Test file: src/voice/assistantOutputState.test.ts (extend existing) Dependencies: Already has test infrastructure. Extend with new scenarios. Effort: 1 hour

2E. Capture promotion contract tests

Test the two-phase capture lifecycle:

Test Case	What It Validates
`server_vad_confirmed` requires matching utterance ID AND local thresholds	Server VAD alone doesn't promote — local signal must also pass
`strong_local_audio` promotes without server VAD	High-confidence local signal bypasses server VAD
Near-silence early abort at 1s	Captures with very weak signal abort early
Max duration timer forces finalize at 8s	Long captures don't run forever
`speakingEnd` → `speakingStart` within debounce continues same capture	Debounce prevents premature finalization
Promotion cancels pending system speech	Join greetings / thoughts cancelled when user starts speaking

Test file: src/voice/captureManager.test.ts Dependencies: Mock VoiceSession, mock clankvox events, mock ASR state. Effort: 1-2 hours

Priority 3: E2E Test Gaps

These require the bot-to-bot test infrastructure (DriverBot, test guild, separate bot tokens).

3A. Barge-in E2E test

The biggest E2E gap. No test currently validates the bot's behavior when a user interrupts mid-speech.

Scenario:

Driver summons bot, asks a question that produces a long response
While bot is speaking (wait for first audio bytes, then ~2s), driver plays a new audio fixture (interruption)
Assert: bot stops speaking within a reasonable window
Assert: bot processes the new input and responds to it

Prerequisite: Need a DriverBot helper that can play audio while capturing the bot's output simultaneously. Current playAudio is sequential. May need playAudioNonBlocking() or similar.

Test file: tests/e2e/voiceBargeIn.test.ts Effort: 3-4 hours (including DriverBot helper extension)

3B. Supersede / rapid input E2E test

Test that newer input supersedes stale replies:

Driver plays two utterances in rapid succession (second starts before bot finishes responding to first)
Assert: bot's final response addresses the second utterance, not the first

This partially exists in voicePhysicalHarness.test.ts ("rapid sequential utterances") but doesn't validate response content, only that audio is received.

Enhancement to: tests/e2e/voicePhysicalHarness.test.ts Effort: 1-2 hours

3C. Voice history API integration for test assertions

Current E2E tests only assert on audio byte counts (bot spoke / didn't speak). The dashboard exposes /api/voice/history/sessions and /api/voice/history/sessions/:id/events which could provide:

Exact event sequence (turn received, reply sent, barge-in, tool call)
Timing data
Transcript content
Distinction between TTS speech and music audio

Task: Build a VoiceHistoryAssertionHelper in tests/e2e/driver/ that polls the voice history API and provides assertion methods like assertEventSequence(["turn_received", "reply_started", "reply_completed"]).
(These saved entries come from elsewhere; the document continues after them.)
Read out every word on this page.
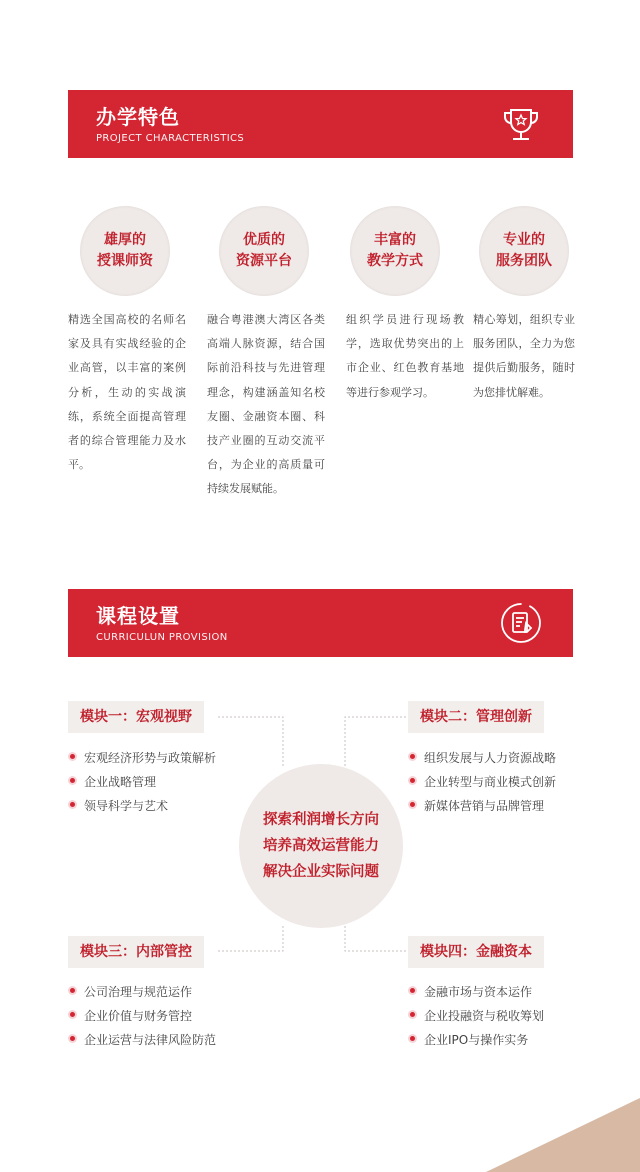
办学特色
PROJECT CHARACTERISTICS
雄厚的
授课师资
优质的
资源平台
丰富的
教学方式
专业的
服务团队
精选全国高校的名师名家及具有实战经验的企业高管，以丰富的案例分析，生动的实战演练，系统全面提高管理者的综合管理能力及水平。
融合粤港澳大湾区各类高端人脉资源，结合国际前沿科技与先进管理理念，构建涵盖知名校友圈、金融资本圈、科技产业圈的互动交流平台，为企业的高质量可持续发展赋能。
组织学员进行现场教学，选取优势突出的上市企业、红色教育基地等进行参观学习。
精心筹划，组织专业服务团队，全力为您提供后勤服务，随时为您排忧解难。
课程设置
CURRICULUN PROVISION
探索利润增长方向
培养高效运营能力
解决企业实际问题
模块一：宏观视野
宏观经济形势与政策解析
企业战略管理
领导科学与艺术
模块二：管理创新
组织发展与人力资源战略
企业转型与商业模式创新
新媒体营销与品牌管理
模块三：内部管控
公司治理与规范运作
企业价值与财务管控
企业运营与法律风险防范
模块四：金融资本
金融市场与资本运作
企业投融资与税收筹划
企业IPO与操作实务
Test file: tests/e2e/driver/voiceHistory.ts Effort: 2-3 hours

Concurrency Plan

Priority 1 (quick fixes) should be done sequentially on master — they're small and touch different files.

Priority 2 (interaction tests) can run as 3 parallel worktrees:

Worktree	Tests	Files Owned
W1	2A (barge-in) + 2D (output state)	`bargeInController.test.ts`, extend `assistantOutputState.test.ts`
W2	2B (deferred flush) + 2E (capture promotion)	`deferredActionQueue.test.ts`, `captureManager.test.ts`
W3	2C (ASR bridge)	`voiceAsrBridge.test.ts`

All three create test files only — zero production code changes, zero conflicts.

Priority 3 (E2E tests) should be done after Priority 2 merges, since they require a running bot and test guild.

Expected Outcome

Metric	Current	After Plan
Tests	769	~830-850
Fire-and-forget (HIGH risk)	1	0
Fire-and-forget (MEDIUM risk)	3	0
Dead code files	1	0
Barge-in interaction tests	0	~6
Deferred action interaction tests	0	~6
ASR bridge interaction tests	0	~6
Capture promotion tests	0	~6
E2E barge-in coverage	none	1 scenario
Cross-domain timing contracts tested	0	~24